10:08am EDT July 22, 2002
Many business owners and executives spend more time planning for the future of their companies than they do preparing for their family's financial needs. As a result, saving for a child's college education can be one of the lowest priorities. But aside from retirement, it can be one of the largest expenses.

Regardless of how old your child or children may be, consider these options for saving the money it's going to cost to send them to college:

Young children

1. Gifts made to family limited partnerships or irrevocable trusts allow the income from the property to be accumulated and distributed later when needed for college.

2. Education IRAs allow nondeductible cash contributions of up to $500 per year per child. The accounts are tax exempt and distributions are tax free, providing they are used for educational purposes by age 30.

3. Custodial accounts can be established under the state Uniform Gifts to Minors Act to hold gifts of security and money. Of the income generated by the assets, $1,400 is taxed to the children.

4. Make tax-favored investments and put money in municipal bonds, real estate, specific types of life insurance and low-dividend, high-growth-potential stocks.
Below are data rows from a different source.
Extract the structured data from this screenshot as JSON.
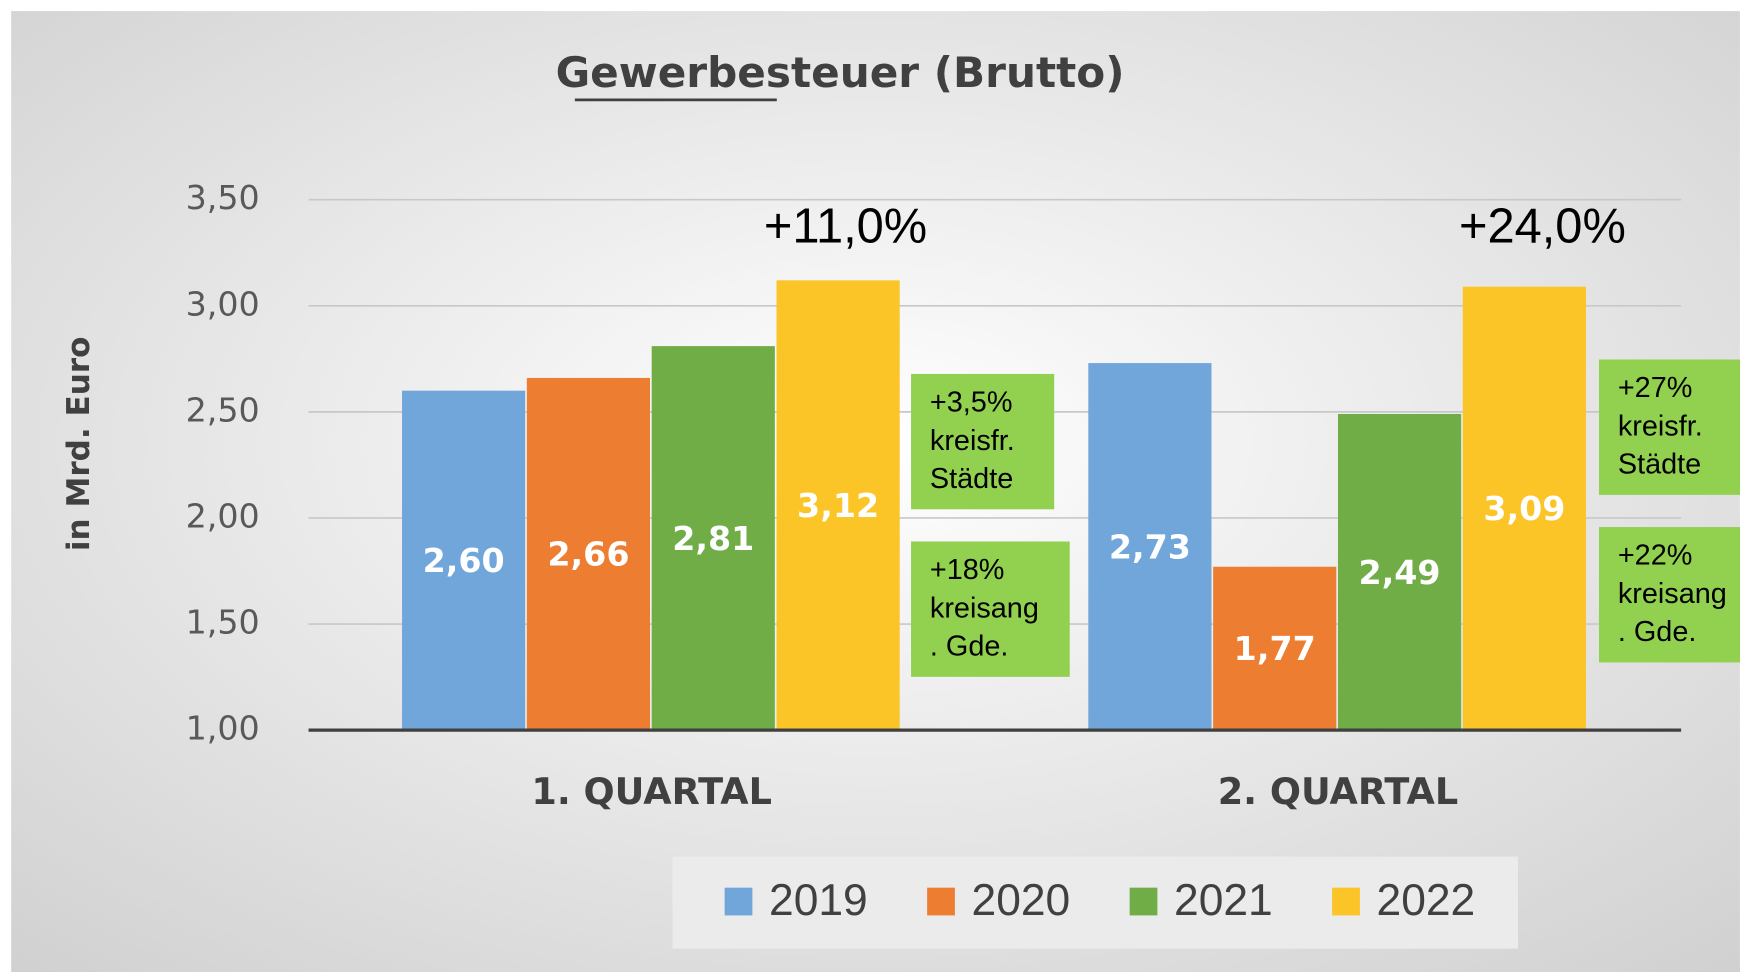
{
  "chart_data": {
    "type": "bar",
    "title": "Gewerbesteuer (Brutto)",
    "y_label": "in Mrd. Euro",
    "categories": [
      "1. QUARTAL",
      "2. QUARTAL"
    ],
    "series": [
      {
        "name": "2019",
        "color": "#70a6da",
        "values": [
          2.6,
          2.73
        ],
        "value_labels": [
          "2,60",
          "2,73"
        ]
      },
      {
        "name": "2020",
        "color": "#ed7d31",
        "values": [
          2.66,
          1.77
        ],
        "value_labels": [
          "2,66",
          "1,77"
        ]
      },
      {
        "name": "2021",
        "color": "#70ad47",
        "values": [
          2.81,
          2.49
        ],
        "value_labels": [
          "2,81",
          "2,49"
        ]
      },
      {
        "name": "2022",
        "color": "#fbc427",
        "values": [
          3.12,
          3.09
        ],
        "value_labels": [
          "3,12",
          "3,09"
        ]
      }
    ],
    "ylim": [
      1.0,
      3.5
    ],
    "yticks": [
      {
        "value": 1.0,
        "label": "1,00"
      },
      {
        "value": 1.5,
        "label": "1,50"
      },
      {
        "value": 2.0,
        "label": "2,00"
      },
      {
        "value": 2.5,
        "label": "2,50"
      },
      {
        "value": 3.0,
        "label": "3,00"
      },
      {
        "value": 3.5,
        "label": "3,50"
      }
    ],
    "grid": true,
    "annotations": [
      "+11,0%",
      "+24,0%"
    ],
    "boxes": [
      {
        "lines": [
          "+3,5%",
          "kreisfr.",
          "Städte"
        ],
        "color": "#92d050"
      },
      {
        "lines": [
          "+18%",
          "kreisang",
          ". Gde."
        ],
        "color": "#92d050"
      },
      {
        "lines": [
          "+27%",
          "kreisfr.",
          "Städte"
        ],
        "color": "#92d050"
      },
      {
        "lines": [
          "+22%",
          "kreisang",
          ". Gde."
        ],
        "color": "#92d050"
      }
    ]
  }
}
You can minimize taxable income and still retain control of the assets.

Teen-agers

5. If the school choice is known, invest in a rental property close to campus. Collecting rent is considered business income, making the interest and other related expenses tax deductible. Hire your child as the manager and deduct the salary you pay him or her (as long as it's reasonable). There is no FICA tax as long as you own the property personally, rather than in trust. Plus, your child may get in-state tuition rates without having to worry about finding a place to live.

6. Look into federal and college financial aid formulas. If there's any chance your child will be eligible for aid, you need to start planning to qualify-which might mean sheltering some assets-before January of the child's junior year in high school.

College bound

7. Two new tax credits apply for 1998 and beyond. The credits are more advantageous than deductions, since they reduce tax liability dollar for dollar. However, you cannot take both of these credits in the same calendar year or in a year in which you take a tax-free distribution from an education IRA.

The HOPE credit allows a 100 percent credit of the first $1,000 of education expenses, and 50 percent of the next $1,000, allowing up to $1,500 per student per year. It is only applicable for a student's first two years of post-secondary education.

The Lifetime Learning Credit can be used for an unlimited number of years and applies to undergraduate, graduate or continuing-education expenses. A taxpayer can receive 20 percent of tuition and fees up to $5,000, or a total of $1,000 per year, regardless of the number of students in the family.

8. Interest due and paid after 1997 on a higher-education loan can be taken as a tax deduction. The maximum deduction is limited to $1,000 in 1998 and increases annually by $500, before capping at $2,500 in 2001.

No matter what your situation, the time to act is now. Being prepared and staying informed is the best way for you to survive those grand old college days without having a major financial hangover.